In the recent case of Dresder Kleinwort Limited v Commerzbank AG v Attrill and others [2013] EWCA Civ 394, the Court of Appeal held that the announcement of a guaranteed bonus pool offered to employees at a time when there was uncertainty in the company amounted to a contractually binding obligation, despite not being strictly in the form dictated by the company’s employee handbook.

In this case, Dresdner Bank AG was going through a change of ownership and as result, the employees were uncertain about their future within the company.  The management decided that there should be some kind of staff retention scheme to prevent the damaging departure of staff.  It was announced to the employees over the company intranet and during a Town Hall meeting that a guaranteed bonus pool had been created for their benefit.

Following the collapse of Lehman Brothers and the financial crisis which ensued, the company attempted to alter the bonus letters which were to be sent out, stating that there had been a material adverse change and that the bonus payment now depended on the bank’s performance.  The Court of Appeal was required to decide whether there was a binding contract in place between the company and the employees.

The strict reading of the relevant clause in the employee handbook required that any changes to terms and conditions of employment must be made by a member of the HR department and must be communicated in writing.  It also stated that when change affected a group of employees, notification could be by display on notice boards or the company intranet.

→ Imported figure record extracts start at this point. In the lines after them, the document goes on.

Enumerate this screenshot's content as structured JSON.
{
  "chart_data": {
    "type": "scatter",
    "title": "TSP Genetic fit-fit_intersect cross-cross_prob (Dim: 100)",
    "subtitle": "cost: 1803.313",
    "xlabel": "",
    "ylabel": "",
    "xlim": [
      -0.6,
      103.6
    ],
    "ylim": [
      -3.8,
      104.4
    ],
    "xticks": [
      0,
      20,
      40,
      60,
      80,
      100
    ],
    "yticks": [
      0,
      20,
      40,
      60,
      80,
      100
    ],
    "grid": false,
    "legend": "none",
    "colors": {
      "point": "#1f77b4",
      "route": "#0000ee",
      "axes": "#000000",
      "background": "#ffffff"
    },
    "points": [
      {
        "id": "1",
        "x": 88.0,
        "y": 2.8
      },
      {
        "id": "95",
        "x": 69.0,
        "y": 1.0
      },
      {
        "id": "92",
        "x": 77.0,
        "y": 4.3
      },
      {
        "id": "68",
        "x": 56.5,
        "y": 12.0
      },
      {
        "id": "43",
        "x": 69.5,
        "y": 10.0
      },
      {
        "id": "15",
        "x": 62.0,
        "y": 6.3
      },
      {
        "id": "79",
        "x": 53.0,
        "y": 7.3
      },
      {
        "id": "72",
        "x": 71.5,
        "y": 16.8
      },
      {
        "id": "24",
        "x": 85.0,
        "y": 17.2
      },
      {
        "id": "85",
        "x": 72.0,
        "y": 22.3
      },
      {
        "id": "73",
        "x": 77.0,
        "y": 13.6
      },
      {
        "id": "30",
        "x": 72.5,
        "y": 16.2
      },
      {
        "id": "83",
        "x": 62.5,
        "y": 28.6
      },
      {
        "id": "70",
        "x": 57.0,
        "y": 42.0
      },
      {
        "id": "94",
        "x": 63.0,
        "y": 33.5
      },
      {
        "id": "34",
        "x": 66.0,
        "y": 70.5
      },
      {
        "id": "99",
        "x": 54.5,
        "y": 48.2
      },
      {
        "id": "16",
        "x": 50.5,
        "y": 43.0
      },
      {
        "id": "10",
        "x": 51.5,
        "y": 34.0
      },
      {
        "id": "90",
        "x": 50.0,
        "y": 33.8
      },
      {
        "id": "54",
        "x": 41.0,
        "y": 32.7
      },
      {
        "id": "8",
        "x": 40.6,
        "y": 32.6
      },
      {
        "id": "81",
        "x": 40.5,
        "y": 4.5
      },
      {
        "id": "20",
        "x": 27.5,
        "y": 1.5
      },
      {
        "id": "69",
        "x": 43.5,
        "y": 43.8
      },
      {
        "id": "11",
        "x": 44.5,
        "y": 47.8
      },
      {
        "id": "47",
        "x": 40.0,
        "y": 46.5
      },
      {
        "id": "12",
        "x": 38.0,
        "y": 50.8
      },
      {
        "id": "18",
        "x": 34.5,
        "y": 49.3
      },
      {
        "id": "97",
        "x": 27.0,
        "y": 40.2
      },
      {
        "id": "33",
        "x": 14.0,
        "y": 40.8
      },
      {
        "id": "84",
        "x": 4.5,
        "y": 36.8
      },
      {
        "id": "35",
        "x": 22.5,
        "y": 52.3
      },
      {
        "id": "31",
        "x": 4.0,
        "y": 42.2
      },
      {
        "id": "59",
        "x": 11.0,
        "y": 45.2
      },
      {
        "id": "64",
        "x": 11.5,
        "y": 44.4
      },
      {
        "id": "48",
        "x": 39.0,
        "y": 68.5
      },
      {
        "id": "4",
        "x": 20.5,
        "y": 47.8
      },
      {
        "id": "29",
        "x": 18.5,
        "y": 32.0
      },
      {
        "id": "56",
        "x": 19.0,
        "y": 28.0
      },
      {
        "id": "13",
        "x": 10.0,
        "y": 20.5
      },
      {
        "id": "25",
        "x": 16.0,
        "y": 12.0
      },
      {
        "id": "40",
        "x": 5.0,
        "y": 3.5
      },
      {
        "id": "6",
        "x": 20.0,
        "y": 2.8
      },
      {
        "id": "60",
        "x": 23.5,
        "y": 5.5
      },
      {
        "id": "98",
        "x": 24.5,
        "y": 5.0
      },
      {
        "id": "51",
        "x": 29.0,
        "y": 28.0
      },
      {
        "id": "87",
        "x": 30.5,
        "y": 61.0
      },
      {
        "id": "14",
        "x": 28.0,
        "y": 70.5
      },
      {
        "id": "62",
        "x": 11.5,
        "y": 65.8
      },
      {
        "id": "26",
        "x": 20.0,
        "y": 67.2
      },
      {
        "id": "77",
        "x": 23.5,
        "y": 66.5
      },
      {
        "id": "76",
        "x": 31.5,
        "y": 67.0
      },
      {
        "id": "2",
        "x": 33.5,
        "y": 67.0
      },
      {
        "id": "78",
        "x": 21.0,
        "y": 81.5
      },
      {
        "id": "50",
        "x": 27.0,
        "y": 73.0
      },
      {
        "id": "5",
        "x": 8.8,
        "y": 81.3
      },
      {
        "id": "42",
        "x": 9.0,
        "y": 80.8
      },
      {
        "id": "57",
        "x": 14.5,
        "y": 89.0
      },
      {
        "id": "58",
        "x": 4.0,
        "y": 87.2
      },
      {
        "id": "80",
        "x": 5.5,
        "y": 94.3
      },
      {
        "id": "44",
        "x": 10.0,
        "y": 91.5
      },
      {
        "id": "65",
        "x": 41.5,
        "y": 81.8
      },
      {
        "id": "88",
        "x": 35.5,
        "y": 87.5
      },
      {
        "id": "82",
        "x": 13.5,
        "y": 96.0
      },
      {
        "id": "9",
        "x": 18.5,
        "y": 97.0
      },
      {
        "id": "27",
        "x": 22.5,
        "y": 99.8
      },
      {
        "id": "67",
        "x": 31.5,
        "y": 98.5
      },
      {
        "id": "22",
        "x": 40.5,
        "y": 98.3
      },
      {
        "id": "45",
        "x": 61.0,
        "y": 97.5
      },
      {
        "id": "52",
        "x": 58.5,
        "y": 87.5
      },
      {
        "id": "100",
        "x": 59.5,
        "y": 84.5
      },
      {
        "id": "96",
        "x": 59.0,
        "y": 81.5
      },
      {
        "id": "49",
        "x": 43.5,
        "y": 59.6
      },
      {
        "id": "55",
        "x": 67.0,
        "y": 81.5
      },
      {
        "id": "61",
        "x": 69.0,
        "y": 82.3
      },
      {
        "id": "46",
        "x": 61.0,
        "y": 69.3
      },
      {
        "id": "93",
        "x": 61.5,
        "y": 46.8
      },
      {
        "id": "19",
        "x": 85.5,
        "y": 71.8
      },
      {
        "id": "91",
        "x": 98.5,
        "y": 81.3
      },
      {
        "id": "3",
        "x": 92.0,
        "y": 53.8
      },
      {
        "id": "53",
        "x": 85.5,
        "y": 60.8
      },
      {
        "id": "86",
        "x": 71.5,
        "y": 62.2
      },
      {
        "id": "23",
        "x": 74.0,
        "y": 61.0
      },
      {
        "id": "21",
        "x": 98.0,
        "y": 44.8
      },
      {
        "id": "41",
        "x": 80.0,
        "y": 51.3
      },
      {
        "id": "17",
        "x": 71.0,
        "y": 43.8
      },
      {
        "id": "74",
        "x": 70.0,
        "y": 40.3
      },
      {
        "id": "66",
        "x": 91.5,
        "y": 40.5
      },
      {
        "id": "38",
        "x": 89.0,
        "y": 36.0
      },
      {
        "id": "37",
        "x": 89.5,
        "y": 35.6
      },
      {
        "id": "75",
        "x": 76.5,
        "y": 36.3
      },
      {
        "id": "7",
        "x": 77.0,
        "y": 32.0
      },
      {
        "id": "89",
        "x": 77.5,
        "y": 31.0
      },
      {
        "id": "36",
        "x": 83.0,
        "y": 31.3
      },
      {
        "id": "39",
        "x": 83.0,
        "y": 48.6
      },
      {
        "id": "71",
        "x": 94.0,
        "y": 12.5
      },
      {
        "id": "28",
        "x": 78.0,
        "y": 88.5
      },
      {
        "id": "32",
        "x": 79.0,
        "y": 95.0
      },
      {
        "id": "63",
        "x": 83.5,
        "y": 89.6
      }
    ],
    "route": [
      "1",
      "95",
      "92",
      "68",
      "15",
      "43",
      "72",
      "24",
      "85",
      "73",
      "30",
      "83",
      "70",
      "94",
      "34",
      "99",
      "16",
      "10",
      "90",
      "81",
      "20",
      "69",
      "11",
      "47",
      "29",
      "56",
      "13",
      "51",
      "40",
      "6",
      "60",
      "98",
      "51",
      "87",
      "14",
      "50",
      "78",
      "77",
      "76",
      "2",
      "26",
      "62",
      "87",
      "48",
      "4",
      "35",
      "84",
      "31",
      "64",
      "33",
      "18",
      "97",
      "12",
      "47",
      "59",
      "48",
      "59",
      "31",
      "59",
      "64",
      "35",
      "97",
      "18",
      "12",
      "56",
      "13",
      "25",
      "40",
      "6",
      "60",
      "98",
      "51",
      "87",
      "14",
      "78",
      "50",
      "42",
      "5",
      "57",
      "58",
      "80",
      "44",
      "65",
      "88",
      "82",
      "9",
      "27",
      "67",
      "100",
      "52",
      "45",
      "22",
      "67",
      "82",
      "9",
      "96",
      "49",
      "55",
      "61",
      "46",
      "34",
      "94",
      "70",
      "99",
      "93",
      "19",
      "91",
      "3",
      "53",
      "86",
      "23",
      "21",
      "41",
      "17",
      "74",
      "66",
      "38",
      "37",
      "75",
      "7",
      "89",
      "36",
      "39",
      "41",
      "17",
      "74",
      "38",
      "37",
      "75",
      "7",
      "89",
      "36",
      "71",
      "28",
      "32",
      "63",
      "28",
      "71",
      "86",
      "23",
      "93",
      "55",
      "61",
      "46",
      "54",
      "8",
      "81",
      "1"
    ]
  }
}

The Court of Appeal held that there had been a unilateral variation of the employee’s terms in accordance with the staff handbook even though employees had not received separate individual written communication and the initial announcement was not made by a member of the HR department.  It was held that the announcement had been sufficiently certain to be enforceable.

Our view

Employers should consider the potential risks when making announcements to groups of employees.  Despite the terms in the employee handbook, it may be found that an announcement amounts to an intention to create legal relations. Employers should consider their actions objectively and ensure that the intention behind any announcement is made clear and documented appropriately.
 
The above mentioned case also considered the FAQ section of the company’s intranet and whether it served to display the message in relation to the bonus pool.  Employers should be reminded to state exactly what form of media is permitted when requiring information to be displayed, written or announced.  This is increasingly relevant given the wide forms of media which are available.